Most of us start the new year with the best of intentions. It's a new year! A clean slate! Anything is possible! Then usually around March we're whirling down shame spiral of broken resolutions. It seems that the excitement of a do-over gets people going so much that they overdo. They set unattainable goals and expect to quickly rid themselves of habits they've engaged in for a lifetime.
I'd like to suggest a different way to engage with resolutions: Make your resolutions agile. The agile methodology is a philosophy of sorts that's used in software development.

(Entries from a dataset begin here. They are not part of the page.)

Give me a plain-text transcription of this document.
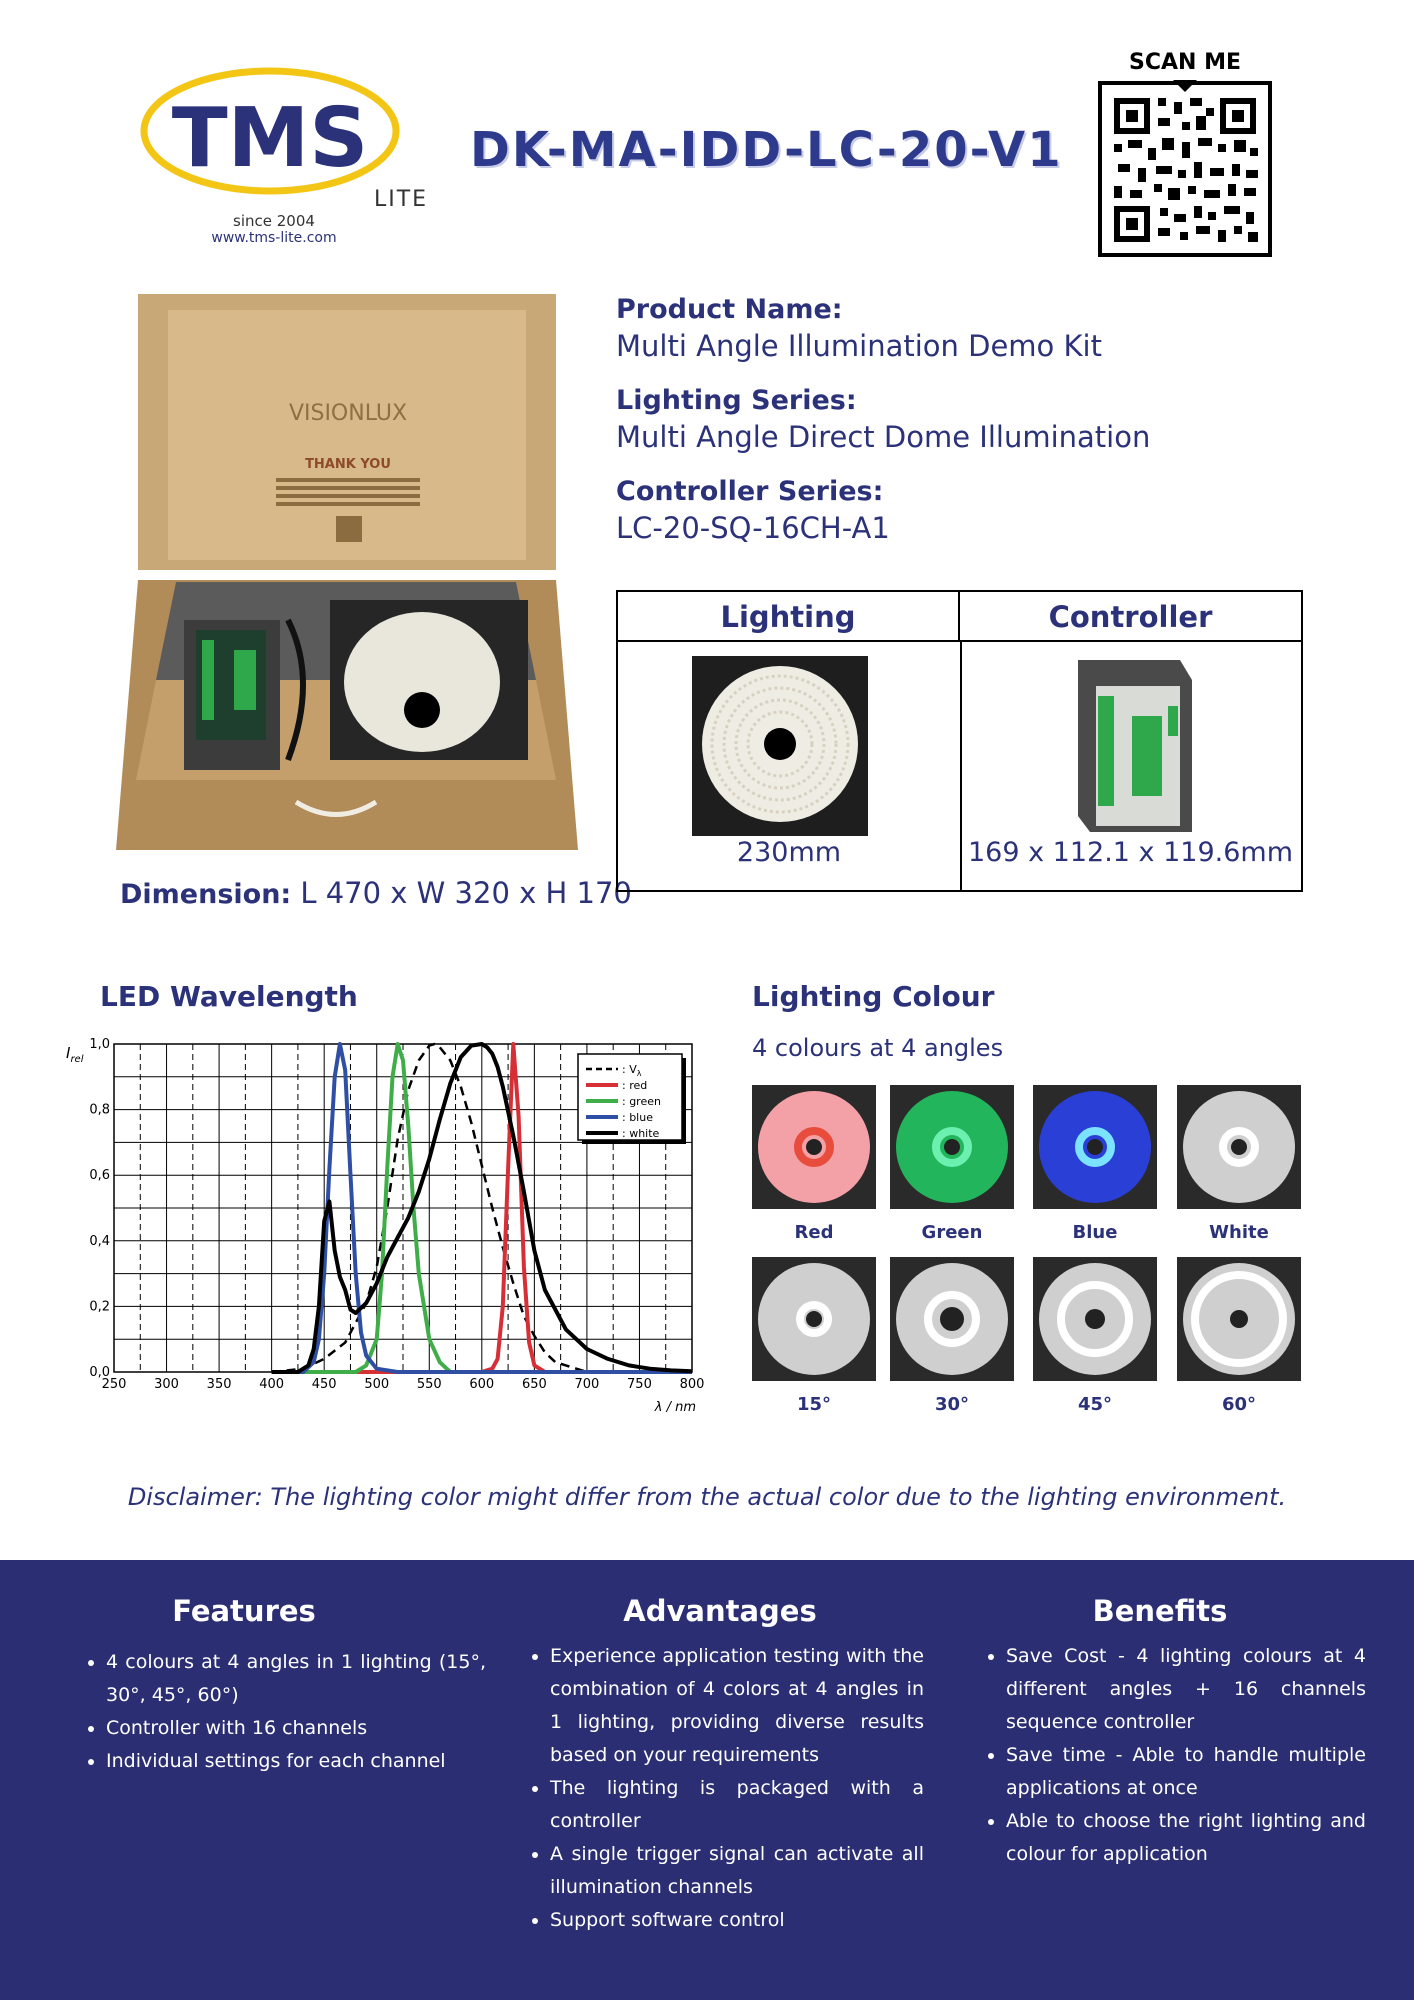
TMS
LITE
since 2004
www.tms-lite.com
DK-MA-IDD-LC-20-V1
SCAN ME
VISIONLUX
THANK YOU
Dimension: L 470 x W 320 x H 170
Product Name:
Multi Angle Illumination Demo Kit
Lighting Series:
Multi Angle Direct Dome Illumination
Controller Series:
LC-20-SQ-16CH-A1
Lighting	Controller
230mm	169 x 112.1 x 119.6mm
LED Wavelength
250 300 350 400 450 500 550 600 650 700 750 800
0,0
0,2
0,4
0,6
0,8
1,0
: $V_\lambda$
: red
: green
: blue
: white
$I_{rel}$
λ / nm
Lighting Colour
4 colours at 4 angles
Disclaimer: The lighting color might differ from the actual color due to the lighting environment.
Features
• 4 colours at 4 angles in 1 lighting (15°, 30°, 45°, 60°)
• Controller with 16 channels
• Individual settings for each channel
Advantages
• Experience application testing with the combination of 4 colors at 4 angles in 1 lighting, providing diverse results based on your requirements
• The lighting is packaged with a controller
• A single trigger signal can activate all illumination channels
• Support software control
Benefits
• Save Cost - 4 lighting colours at 4 different angles + 16 channels sequence controller
• Save time - Able to handle multiple applications at once
• Able to choose the right lighting and colour for application
Red	Green	Blue	White
15°	30°	45°	60°
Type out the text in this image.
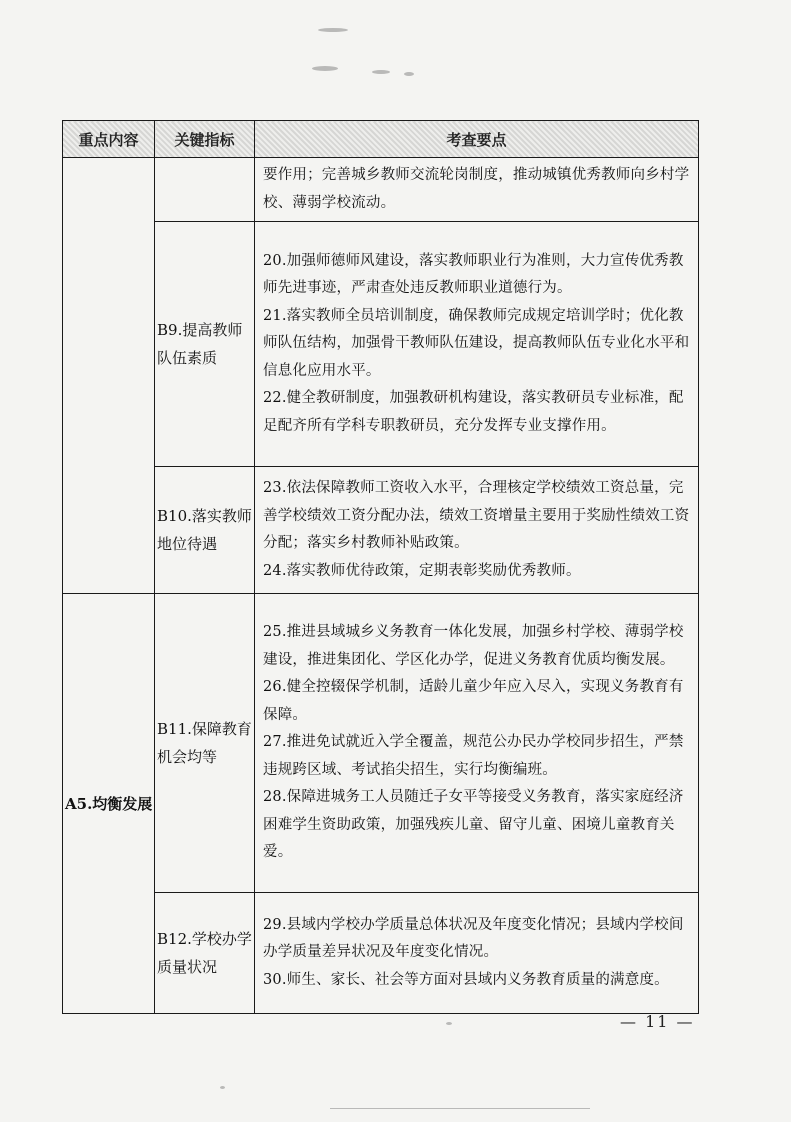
重点内容	关键指标	考查要点

		要作用；完善城乡教师交流轮岗制度，推动城镇优秀教师向乡村学校、薄弱学校流动。

	B9.提高教师队伍素质	20.加强师德师风建设，落实教师职业行为准则，大力宣传优秀教师先进事迹，严肃查处违反教师职业道德行为。

21.落实教师全员培训制度，确保教师完成规定培训学时；优化教师队伍结构，加强骨干教师队伍建设，提高教师队伍专业化水平和信息化应用水平。

22.健全教研制度，加强教研机构建设，落实教研员专业标准，配足配齐所有学科专职教研员，充分发挥专业支撑作用。

	B10.落实教师地位待遇	23.依法保障教师工资收入水平，合理核定学校绩效工资总量，完善学校绩效工资分配办法，绩效工资增量主要用于奖励性绩效工资分配；落实乡村教师补贴政策。

24.落实教师优待政策，定期表彰奖励优秀教师。

A5.均衡发展	B11.保障教育机会均等	25.推进县域城乡义务教育一体化发展，加强乡村学校、薄弱学校建设，推进集团化、学区化办学，促进义务教育优质均衡发展。

26.健全控辍保学机制，适龄儿童少年应入尽入，实现义务教育有保障。

27.推进免试就近入学全覆盖，规范公办民办学校同步招生，严禁违规跨区域、考试掐尖招生，实行均衡编班。

28.保障进城务工人员随迁子女平等接受义务教育，落实家庭经济困难学生资助政策，加强残疾儿童、留守儿童、困境儿童教育关爱。

	B12.学校办学质量状况	29.县域内学校办学质量总体状况及年度变化情况；县域内学校间办学质量差异状况及年度变化情况。

30.师生、家长、社会等方面对县域内义务教育质量的满意度。

— 11 —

In order to keep you from dozing, I'll keep the details relevant to resolutions not building software.
What I'm suggesting, is that you take the resolutions that you decided on for this year, and instead of setting a hard choice between "I'm a flipping rock star" and "I'm a total failure," you iterate on each resolution over time. So say one of your goals is to be active for an hour everyday. Try it for a couple weeks and see how it goes. Then assess what's working, what isn't working, and how you can adjust to make the next couple of weeks better. Maybe there are certain types of activities that are easier and more motivating for you, maybe an hour is only doable five days a week. Once you have that information, adjust your goal. Adding this kind of flexibility helps you stay on track and evolves your expectations. You may find that by next December, that you're closer to your goals than you thought you'd be or maybe you've even added new resolutions over the course of the year. The idea that January is the only appropriate time to make real changes is ridiculous but it is a good catalyst.